Prove that the center of a group is a normal subgroup

As you said in a comment you already showed that it is normal. So I will only show that it is a subgroup.

Clearly it contains $e$, since $eg = ge$.

Now, we will show that it is closed. Let $a,b \in H$, we know that $\forall g: ag = ga$ and $gb = gb$. Thus, $gab = agb = abg$ and thus $ab \in H$.

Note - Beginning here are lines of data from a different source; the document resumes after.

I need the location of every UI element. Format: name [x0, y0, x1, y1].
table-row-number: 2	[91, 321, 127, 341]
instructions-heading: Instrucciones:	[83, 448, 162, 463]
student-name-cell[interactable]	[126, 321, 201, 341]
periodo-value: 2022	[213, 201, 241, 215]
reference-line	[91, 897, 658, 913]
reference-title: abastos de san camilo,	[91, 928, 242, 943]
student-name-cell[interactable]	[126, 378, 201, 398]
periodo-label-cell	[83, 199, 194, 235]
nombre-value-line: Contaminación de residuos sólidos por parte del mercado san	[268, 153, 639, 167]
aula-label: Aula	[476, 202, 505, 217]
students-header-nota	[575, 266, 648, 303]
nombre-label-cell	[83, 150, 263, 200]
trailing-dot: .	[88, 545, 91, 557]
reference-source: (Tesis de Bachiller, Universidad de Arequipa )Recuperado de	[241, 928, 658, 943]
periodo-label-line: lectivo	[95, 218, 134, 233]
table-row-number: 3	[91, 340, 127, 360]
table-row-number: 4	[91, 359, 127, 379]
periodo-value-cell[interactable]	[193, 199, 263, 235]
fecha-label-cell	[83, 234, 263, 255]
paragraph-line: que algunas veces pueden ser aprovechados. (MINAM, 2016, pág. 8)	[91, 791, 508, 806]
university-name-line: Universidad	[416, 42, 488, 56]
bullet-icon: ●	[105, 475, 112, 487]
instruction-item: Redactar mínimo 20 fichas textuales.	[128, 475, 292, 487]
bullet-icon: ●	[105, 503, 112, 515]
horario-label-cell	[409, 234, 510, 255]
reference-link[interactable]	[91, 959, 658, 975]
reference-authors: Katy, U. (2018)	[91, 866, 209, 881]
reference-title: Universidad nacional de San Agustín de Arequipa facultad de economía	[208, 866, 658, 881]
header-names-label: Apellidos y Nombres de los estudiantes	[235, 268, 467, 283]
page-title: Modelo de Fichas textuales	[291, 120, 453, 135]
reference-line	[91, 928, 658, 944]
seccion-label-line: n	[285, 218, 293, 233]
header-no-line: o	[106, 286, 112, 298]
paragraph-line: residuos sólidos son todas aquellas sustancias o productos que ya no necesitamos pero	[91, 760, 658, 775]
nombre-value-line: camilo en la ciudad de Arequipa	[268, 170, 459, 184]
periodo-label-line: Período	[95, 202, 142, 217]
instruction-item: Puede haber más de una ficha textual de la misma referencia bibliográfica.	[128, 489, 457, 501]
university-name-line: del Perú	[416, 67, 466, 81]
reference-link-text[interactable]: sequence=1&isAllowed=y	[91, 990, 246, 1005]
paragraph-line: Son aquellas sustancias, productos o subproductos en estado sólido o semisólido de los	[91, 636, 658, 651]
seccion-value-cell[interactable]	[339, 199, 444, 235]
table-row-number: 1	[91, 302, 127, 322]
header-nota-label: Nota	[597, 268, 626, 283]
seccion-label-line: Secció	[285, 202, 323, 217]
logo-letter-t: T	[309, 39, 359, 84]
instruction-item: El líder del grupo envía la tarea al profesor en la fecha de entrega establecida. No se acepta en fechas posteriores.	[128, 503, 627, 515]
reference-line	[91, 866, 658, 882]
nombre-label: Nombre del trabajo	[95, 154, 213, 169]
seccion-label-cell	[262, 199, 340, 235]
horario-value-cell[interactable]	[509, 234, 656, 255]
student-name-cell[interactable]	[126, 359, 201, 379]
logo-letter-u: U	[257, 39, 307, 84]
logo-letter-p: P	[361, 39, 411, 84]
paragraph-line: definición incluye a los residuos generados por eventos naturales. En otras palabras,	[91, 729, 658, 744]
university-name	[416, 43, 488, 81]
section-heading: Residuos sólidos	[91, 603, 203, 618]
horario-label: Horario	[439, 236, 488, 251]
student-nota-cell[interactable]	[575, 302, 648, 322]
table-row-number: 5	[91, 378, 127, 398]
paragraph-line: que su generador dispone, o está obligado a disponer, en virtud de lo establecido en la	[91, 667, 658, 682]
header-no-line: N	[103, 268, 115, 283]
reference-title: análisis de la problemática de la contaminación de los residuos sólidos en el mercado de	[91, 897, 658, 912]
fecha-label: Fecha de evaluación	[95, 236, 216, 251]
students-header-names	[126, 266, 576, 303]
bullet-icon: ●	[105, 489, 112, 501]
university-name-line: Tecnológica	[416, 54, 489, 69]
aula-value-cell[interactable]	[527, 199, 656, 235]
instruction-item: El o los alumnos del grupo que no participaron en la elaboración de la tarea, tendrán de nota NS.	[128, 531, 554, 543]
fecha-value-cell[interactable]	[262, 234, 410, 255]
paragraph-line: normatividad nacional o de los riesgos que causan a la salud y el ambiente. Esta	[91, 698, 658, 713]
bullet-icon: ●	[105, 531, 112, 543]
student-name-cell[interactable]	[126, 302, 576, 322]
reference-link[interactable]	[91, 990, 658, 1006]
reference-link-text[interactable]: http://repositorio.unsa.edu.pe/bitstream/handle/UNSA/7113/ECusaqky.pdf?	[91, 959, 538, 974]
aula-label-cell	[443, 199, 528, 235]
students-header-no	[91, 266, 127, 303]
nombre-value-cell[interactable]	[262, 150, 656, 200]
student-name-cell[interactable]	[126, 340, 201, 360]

Now we only have to show that every $h \in H$ has an inverse and we are done. Let $h \in H$, we know that $\forall g \in G: gh = hg$, thus $$\begin{align*}h^{-1}(gh)h^{-1} &= h^{-1}(hg)h^{-1}\\ h^{-1}g(hh^{-1}) &= (h^{-1}h)gh^{-1}\\ h^{-1}(ge) &= (eg)h^{-1}\\ h^{-1}g &= gh^{-1} \end{align*}$$

Which implies that $h^{-1} \in H$.

sxd has shown that it is a subgroup.

That it is normal follows from here:

Let $x\in Z(G)$ (center of $G$).

Then for any $g\in G$, $gxg^{-1}=gg^{-1}x=x\in Z(G)$.

This proves $Z(G)$ is a normal subgroup.